Non sembrano quindi esserci preclusioni, sotto il profilo della riservatezza delle persone, all’adozione, anche in Italia, di alcune soluzioni modulate sul “modello coreano”, specie quelle che passano per l’installazione, volontaria, di applicazioni di telefonia mobile sugli smartphone dei soggetti positivi al virus o sui sospetti contagi.

La possibilità di adottare questo “profilo” dell’approccio coreano non significa che l’Italia possa adottare tale modello tout court, in particolare per l’aggressiva diffusione dei dati che lo contraddistingue.

Della stessa opinione è il Garante della Privacy Antonello Soro, che in una recente intervista ha dichiarato: “Qualche privazione è normale ma guai ad invocare i sistemi cinesi o della Corea del sud. Il nostro modello di riferimento è solo l’Italia e l’Europa.”

Questo perché, prosegue il Garante, “in Corea c’è una cultura di fondo, sociale e giuridica, molto distante dalla nostra”.

A prescindere dal fenomeno culturale, all’evidenza la nostra disciplina privacy, ben più tutelante della riservatezza delle persone rispetto a quella coreana, preclude certi eccessi e richiede comunque uno sforzo maggiore nella scelta delle tecnologie di tracciamento, al fine di individuare quelle meno invasive per la riservatezza delle persone.

Ne consegue che, come evidenziato sempre dal Garante della Privacy: “apparirebbe sproporzionata la geolocalizzazione di tutti i cittadini italiani, 24 ore su 24, non soltanto per la massività della misura, non fosse altro perché non esiste un divieto generale e assoluto di spostamento: la gigantesca mole di dati così acquisiti, ancorché gestibile, non avrebbe una effettiva utilità”.

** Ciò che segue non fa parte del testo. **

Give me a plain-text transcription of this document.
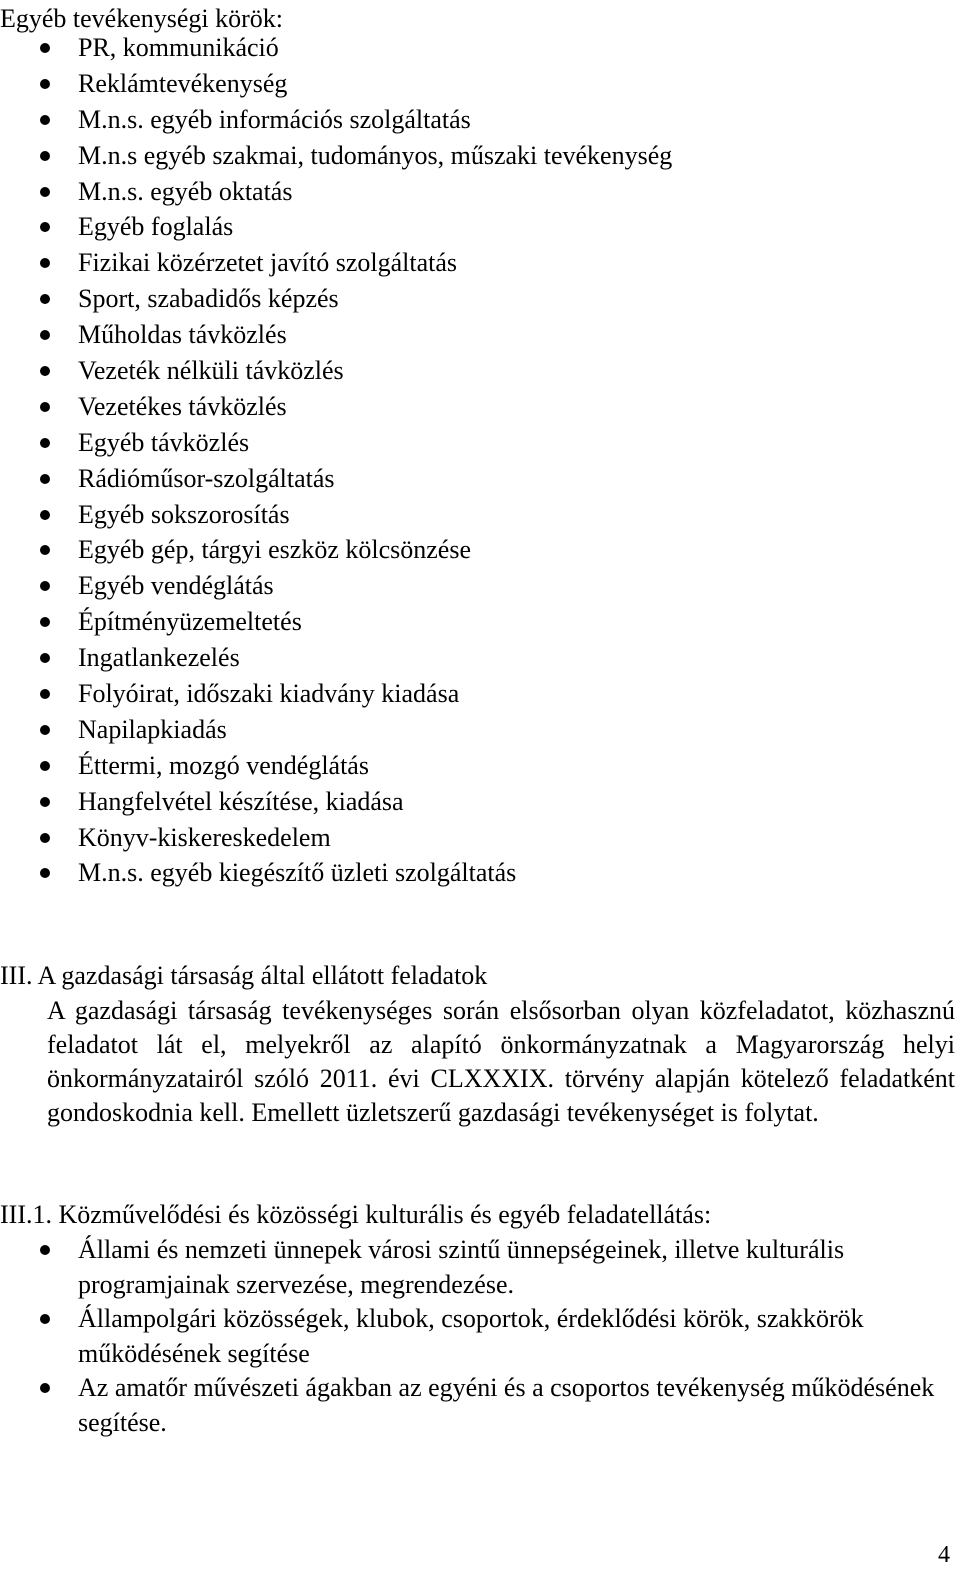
Egyéb tevékenységi körök:
PR, kommunikáció
Reklámtevékenység
M.n.s. egyéb információs szolgáltatás
M.n.s egyéb szakmai, tudományos, műszaki tevékenység
M.n.s. egyéb oktatás
Egyéb foglalás
Fizikai közérzetet javító szolgáltatás
Sport, szabadidős képzés
Műholdas távközlés
Vezeték nélküli távközlés
Vezetékes távközlés
Egyéb távközlés
Rádióműsor-szolgáltatás
Egyéb sokszorosítás
Egyéb gép, tárgyi eszköz kölcsönzése
Egyéb vendéglátás
Építményüzemeltetés
Ingatlankezelés
Folyóirat, időszaki kiadvány kiadása
Napilapkiadás
Éttermi, mozgó vendéglátás
Hangfelvétel készítése, kiadása
Könyv-kiskereskedelem
M.n.s. egyéb kiegészítő üzleti szolgáltatás
III. A gazdasági társaság által ellátott feladatok

A gazdasági társaság tevékenységes során elsősorban olyan közfeladatot, közhasznú feladatot lát el, melyekről az alapító önkormányzatnak a Magyarország helyi önkormányzatairól szóló 2011. évi CLXXXIX. törvény alapján kötelező feladatként gondoskodnia kell. Emellett üzletszerű gazdasági tevékenységet is folytat.

III.1. Közművelődési és közösségi kulturális és egyéb feladatellátás:
Állami és nemzeti ünnepek városi szintű ünnepségeinek, illetve kulturális programjainak szervezése, megrendezése.
Állampolgári közösségek, klubok, csoportok, érdeklődési körök, szakkörök működésének segítése
Az amatőr művészeti ágakban az egyéni és a csoportos tevékenység működésének segítése.
4
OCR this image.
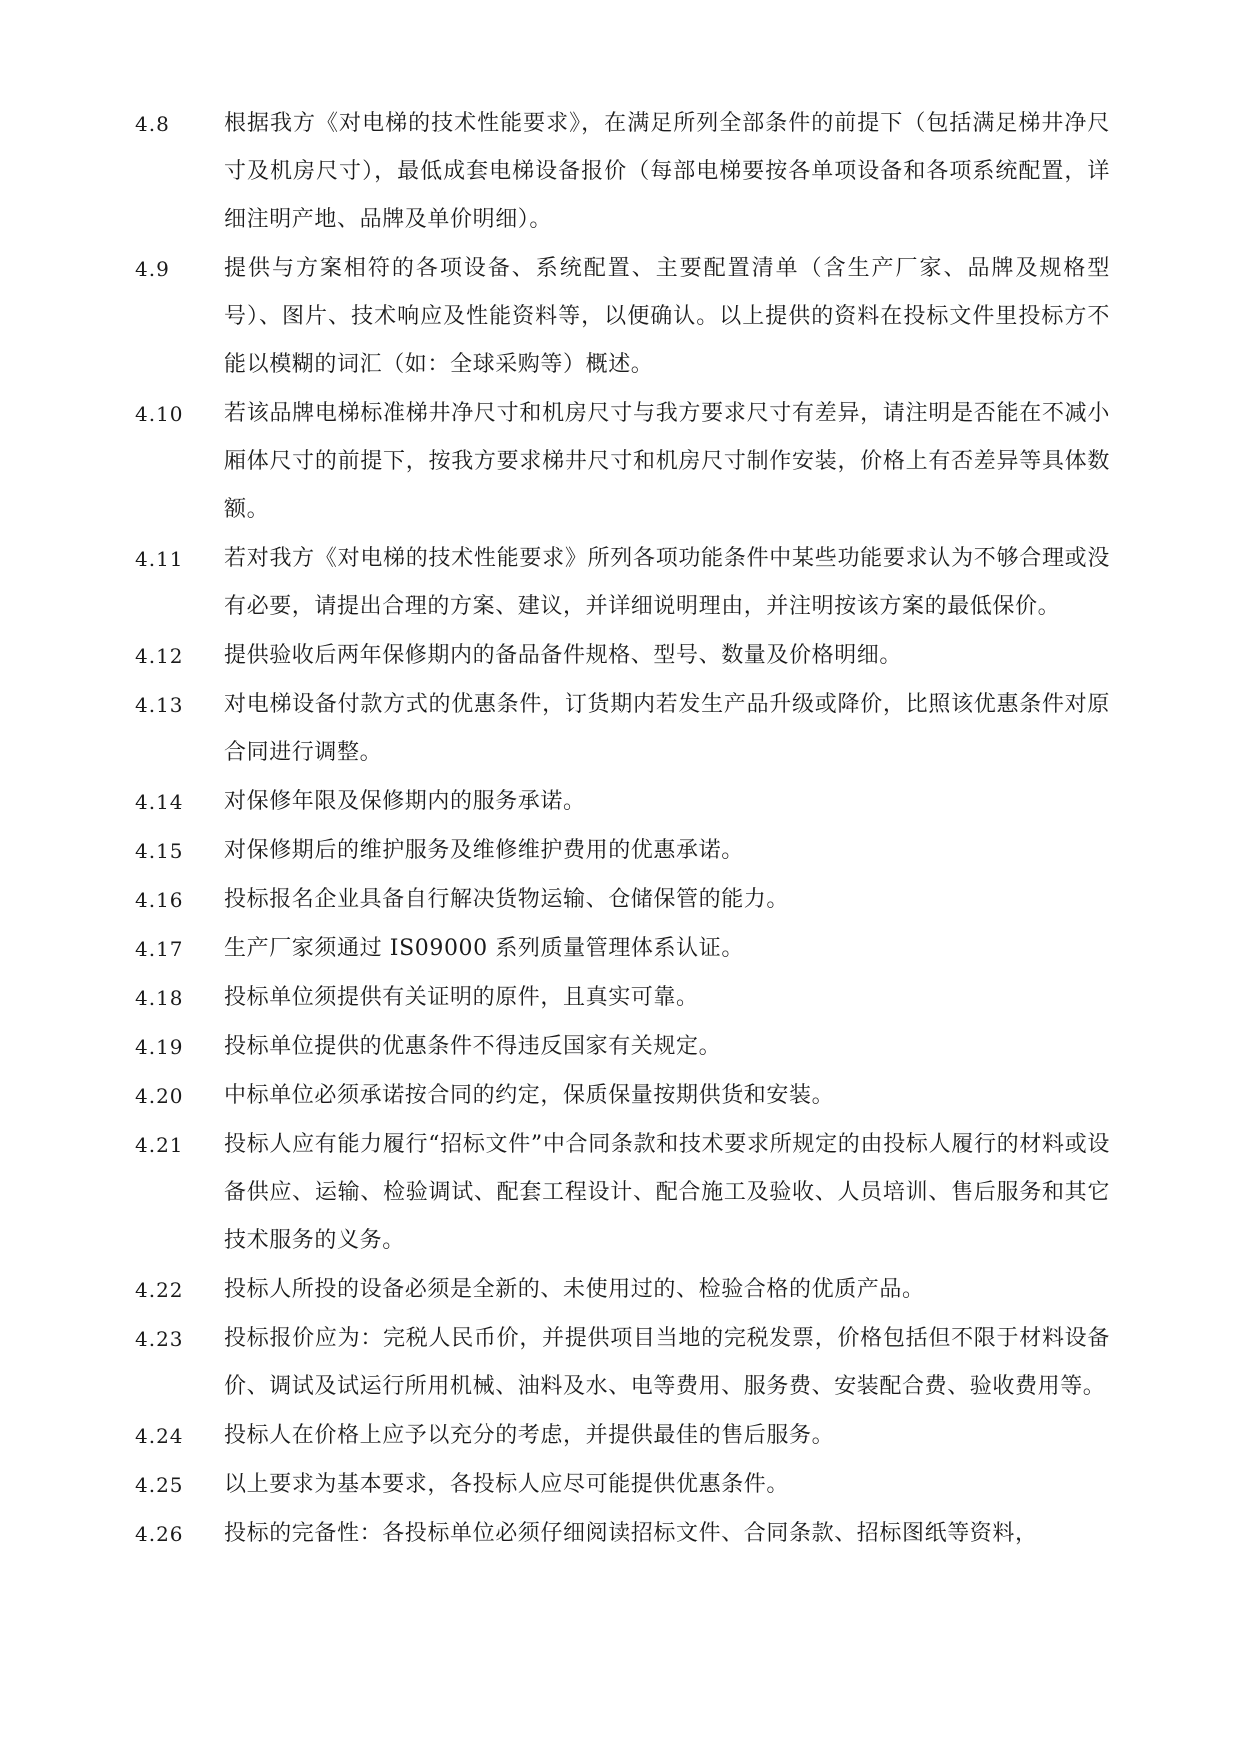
4.8	根据我方《对电梯的技术性能要求》，在满足所列全部条件的前提下（包括满足梯井净尺寸及机房尺寸），最低成套电梯设备报价（每部电梯要按各单项设备和各项系统配置，详细注明产地、品牌及单价明细）。
4.9	提供与方案相符的各项设备、系统配置、主要配置清单（含生产厂家、品牌及规格型号）、图片、技术响应及性能资料等，以便确认。以上提供的资料在投标文件里投标方不能以模糊的词汇（如：全球采购等）概述。
4.10	若该品牌电梯标准梯井净尺寸和机房尺寸与我方要求尺寸有差异，请注明是否能在不减小厢体尺寸的前提下，按我方要求梯井尺寸和机房尺寸制作安装，价格上有否差异等具体数额。
4.11	若对我方《对电梯的技术性能要求》所列各项功能条件中某些功能要求认为不够合理或没有必要，请提出合理的方案、建议，并详细说明理由，并注明按该方案的最低保价。
4.12	提供验收后两年保修期内的备品备件规格、型号、数量及价格明细。
4.13	对电梯设备付款方式的优惠条件，订货期内若发生产品升级或降价，比照该优惠条件对原合同进行调整。
4.14	对保修年限及保修期内的服务承诺。
4.15	对保修期后的维护服务及维修维护费用的优惠承诺。
4.16	投标报名企业具备自行解决货物运输、仓储保管的能力。
4.17	生产厂家须通过 IS09000 系列质量管理体系认证。
4.18	投标单位须提供有关证明的原件，且真实可靠。
4.19	投标单位提供的优惠条件不得违反国家有关规定。
4.20	中标单位必须承诺按合同的约定，保质保量按期供货和安装。
4.21	投标人应有能力履行“招标文件”中合同条款和技术要求所规定的由投标人履行的材料或设备供应、运输、检验调试、配套工程设计、配合施工及验收、人员培训、售后服务和其它技术服务的义务。
4.22	投标人所投的设备必须是全新的、未使用过的、检验合格的优质产品。
4.23	投标报价应为：完税人民币价，并提供项目当地的完税发票，价格包括但不限于材料设备价、调试及试运行所用机械、油料及水、电等费用、服务费、安装配合费、验收费用等。
4.24	投标人在价格上应予以充分的考虑，并提供最佳的售后服务。
4.25	以上要求为基本要求，各投标人应尽可能提供优惠条件。
4.26	投标的完备性：各投标单位必须仔细阅读招标文件、合同条款、招标图纸等资料，
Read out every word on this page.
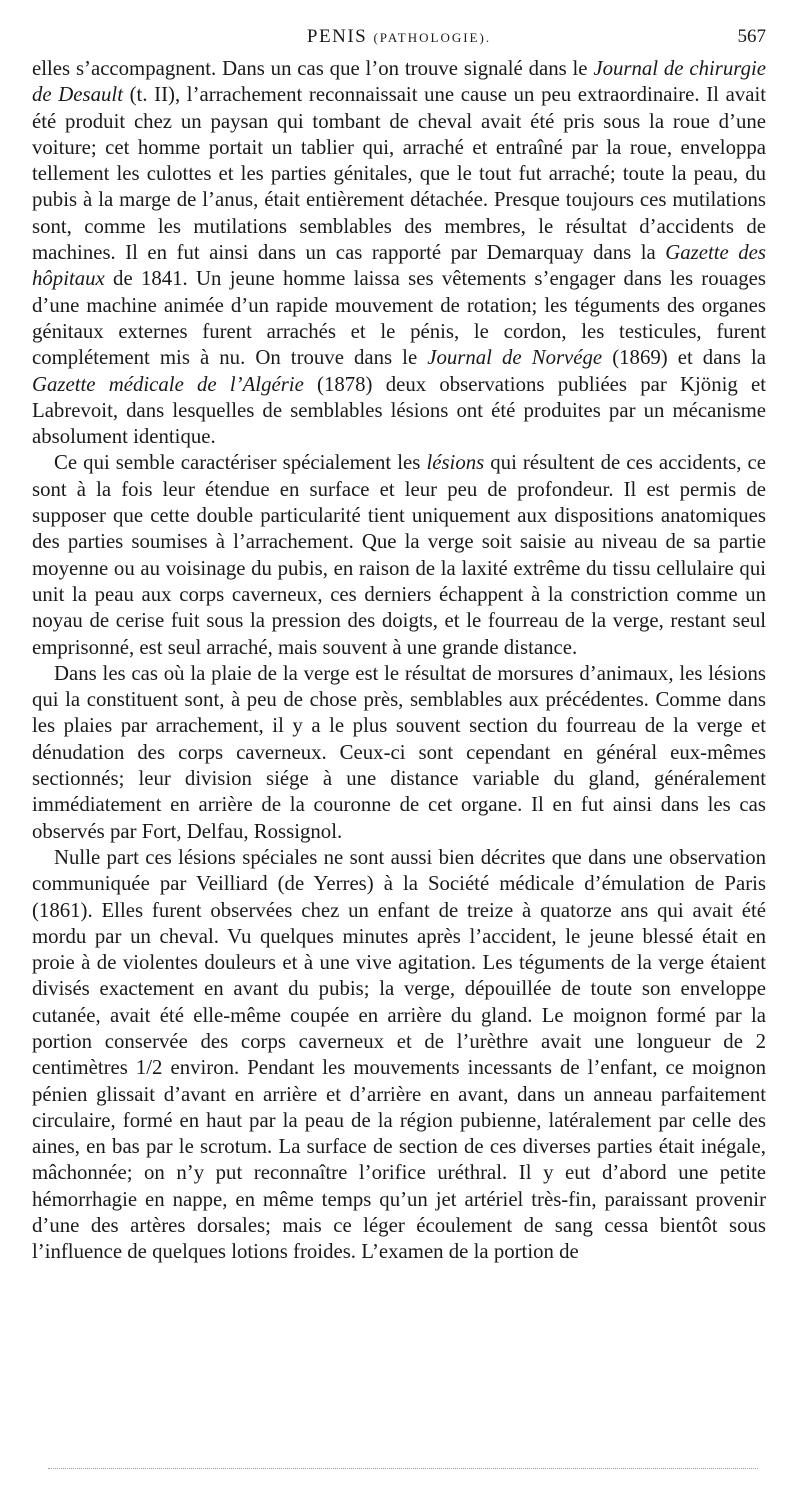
PENIS (PATHOLOGIE).	567

elles s’accompagnent. Dans un cas que l’on trouve signalé dans le Journal de chirurgie de Desault (t. II), l’arrachement reconnaissait une cause un peu extraordinaire. Il avait été produit chez un paysan qui tombant de cheval avait été pris sous la roue d’une voiture; cet homme portait un tablier qui, arraché et entraîné par la roue, enveloppa tellement les culottes et les parties génitales, que le tout fut arraché; toute la peau, du pubis à la marge de l’anus, était entièrement détachée. Presque toujours ces mutilations sont, comme les mutilations semblables des membres, le résultat d’accidents de machines. Il en fut ainsi dans un cas rapporté par Demarquay dans la Gazette des hôpitaux de 1841. Un jeune homme laissa ses vêtements s’engager dans les rouages d’une machine animée d’un rapide mouvement de rotation; les téguments des organes génitaux externes furent arrachés et le pénis, le cordon, les testicules, furent complétement mis à nu. On trouve dans le Journal de Norvége (1869) et dans la Gazette médicale de l’Algérie (1878) deux observations publiées par Kjönig et Labrevoit, dans lesquelles de semblables lésions ont été produites par un mécanisme absolument identique.

Ce qui semble caractériser spécialement les lésions qui résultent de ces accidents, ce sont à la fois leur étendue en surface et leur peu de profondeur. Il est permis de supposer que cette double particularité tient uniquement aux dispositions anatomiques des parties soumises à l’arrachement. Que la verge soit saisie au niveau de sa partie moyenne ou au voisinage du pubis, en raison de la laxité extrême du tissu cellulaire qui unit la peau aux corps caverneux, ces derniers échappent à la constriction comme un noyau de cerise fuit sous la pression des doigts, et le fourreau de la verge, restant seul emprisonné, est seul arraché, mais souvent à une grande distance.

Dans les cas où la plaie de la verge est le résultat de morsures d’animaux, les lésions qui la constituent sont, à peu de chose près, semblables aux précédentes. Comme dans les plaies par arrachement, il y a le plus souvent section du fourreau de la verge et dénudation des corps caverneux. Ceux-ci sont cependant en général eux-mêmes sectionnés; leur division siége à une distance variable du gland, généralement immédiatement en arrière de la couronne de cet organe. Il en fut ainsi dans les cas observés par Fort, Delfau, Rossignol.

Nulle part ces lésions spéciales ne sont aussi bien décrites que dans une observation communiquée par Veilliard (de Yerres) à la Société médicale d’émulation de Paris (1861). Elles furent observées chez un enfant de treize à quatorze ans qui avait été mordu par un cheval. Vu quelques minutes après l’accident, le jeune blessé était en proie à de violentes douleurs et à une vive agitation. Les téguments de la verge étaient divisés exactement en avant du pubis; la verge, dépouillée de toute son enveloppe cutanée, avait été elle-même coupée en arrière du gland. Le moignon formé par la portion conservée des corps caverneux et de l’urèthre avait une longueur de 2 centimètres 1/2 environ. Pendant les mouvements incessants de l’enfant, ce moignon pénien glissait d’avant en arrière et d’arrière en avant, dans un anneau parfaitement circulaire, formé en haut par la peau de la région pubienne, latéralement par celle des aines, en bas par le scrotum. La surface de section de ces diverses parties était inégale, mâchonnée; on n’y put reconnaître l’orifice uréthral. Il y eut d’abord une petite hémorrhagie en nappe, en même temps qu’un jet artériel très-fin, paraissant provenir d’une des artères dorsales; mais ce léger écoulement de sang cessa bientôt sous l’influence de quelques lotions froides. L’examen de la portion de
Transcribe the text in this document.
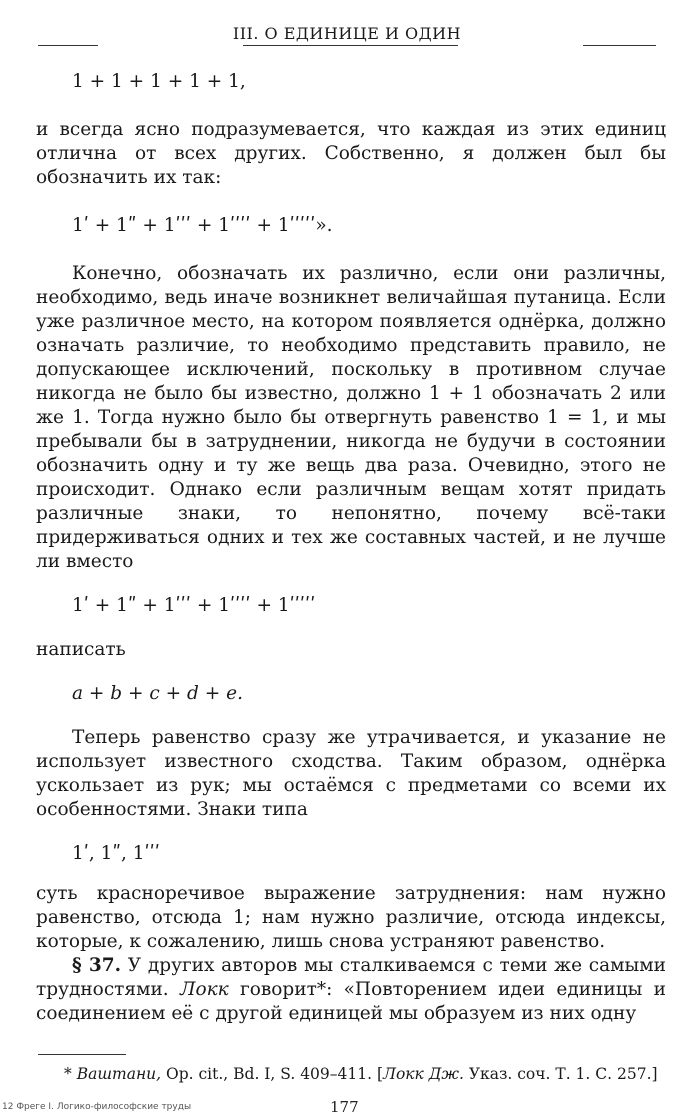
III. О ЕДИНИЦЕ И ОДИН

1 + 1 + 1 + 1 + 1,

и всегда ясно подразумевается, что каждая из этих единиц отлична от всех других. Собственно, я должен был бы обозначить их так:

1ʹ + 1ʺ + 1ʹʹʹ + 1ʹʹʹʹ + 1ʹʹʹʹʹ».

Конечно, обозначать их различно, если они различны, необходимо, ведь иначе возникнет величайшая путаница. Если уже различное место, на котором появляется однёрка, должно означать различие, то необходимо представить правило, не допускающее исключений, поскольку в противном случае никогда не было бы известно, должно 1 + 1 обозначать 2 или же 1. Тогда нужно было бы отвергнуть равенство 1 = 1, и мы пребывали бы в затруднении, никогда не будучи в состоянии обозначить одну и ту же вещь два раза. Очевидно, этого не происходит. Однако если различным вещам хотят придать различные знаки, то непонятно, почему всё-таки придерживаться одних и тех же составных частей, и не лучше ли вместо

1ʹ + 1ʺ + 1ʹʹʹ + 1ʹʹʹʹ + 1ʹʹʹʹʹ

написать

a + b + c + d + e.

Теперь равенство сразу же утрачивается, и указание не использует известного сходства. Таким образом, однёрка ускользает из рук; мы остаёмся с предметами со всеми их особенностями. Знаки типа

1ʹ, 1ʺ, 1ʹʹʹ

суть красноречивое выражение затруднения: нам нужно равенство, отсюда 1; нам нужно различие, отсюда индексы, которые, к сожалению, лишь снова устраняют равенство.

§ 37. У других авторов мы сталкиваемся с теми же самыми трудностями. Локк говорит*: «Повторением идеи единицы и соединением её с другой единицей мы образуем из них одну

* Ваштани, Op. cit., Bd. I, S. 409–411. [Локк Дж. Указ. соч. Т. 1. С. 257.]
12 Фреге I. Логико-философские труды	177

Medesima posizione è stata, peraltro, assunta anche Comitato europeo per la protezione dei dati nella dichiarazione diffusa lo scorso 16 marzo 2020.

Il Garante privacy poi ha opportunamente precisato, in un’intervista rilasciata il 26 marzo scorso, che il contact tracing dovrebbe comunque essere subordinato all’emissione di un decreto temporaneo che ne individui modalità, presidi di sicurezza e limiti.

Per questi motivi, sebbene il “modello coreano” risulti in astratto e in certa misura attuabile anche in Italia, non sarà possibile trasferire meccanicamente tale esperienza nel nostro paese, ma sarà opportuno piuttosto trarne degli spunti che andranno poi declinati consapevolmente nel nostro contesto giuridico e sociale.

Chi, insomma, ha la responsabilità di governare, ove intenderà replicare almeno in parte il modello coreano, si dovrà ispirare alla nostra Costituzione e prevedere espressamente i limiti di questa deroga alla riservatezza delle persone, perché non vi è dubbio che anche in tempo di guerra il diritto deve guidare la scelta di atti necessari.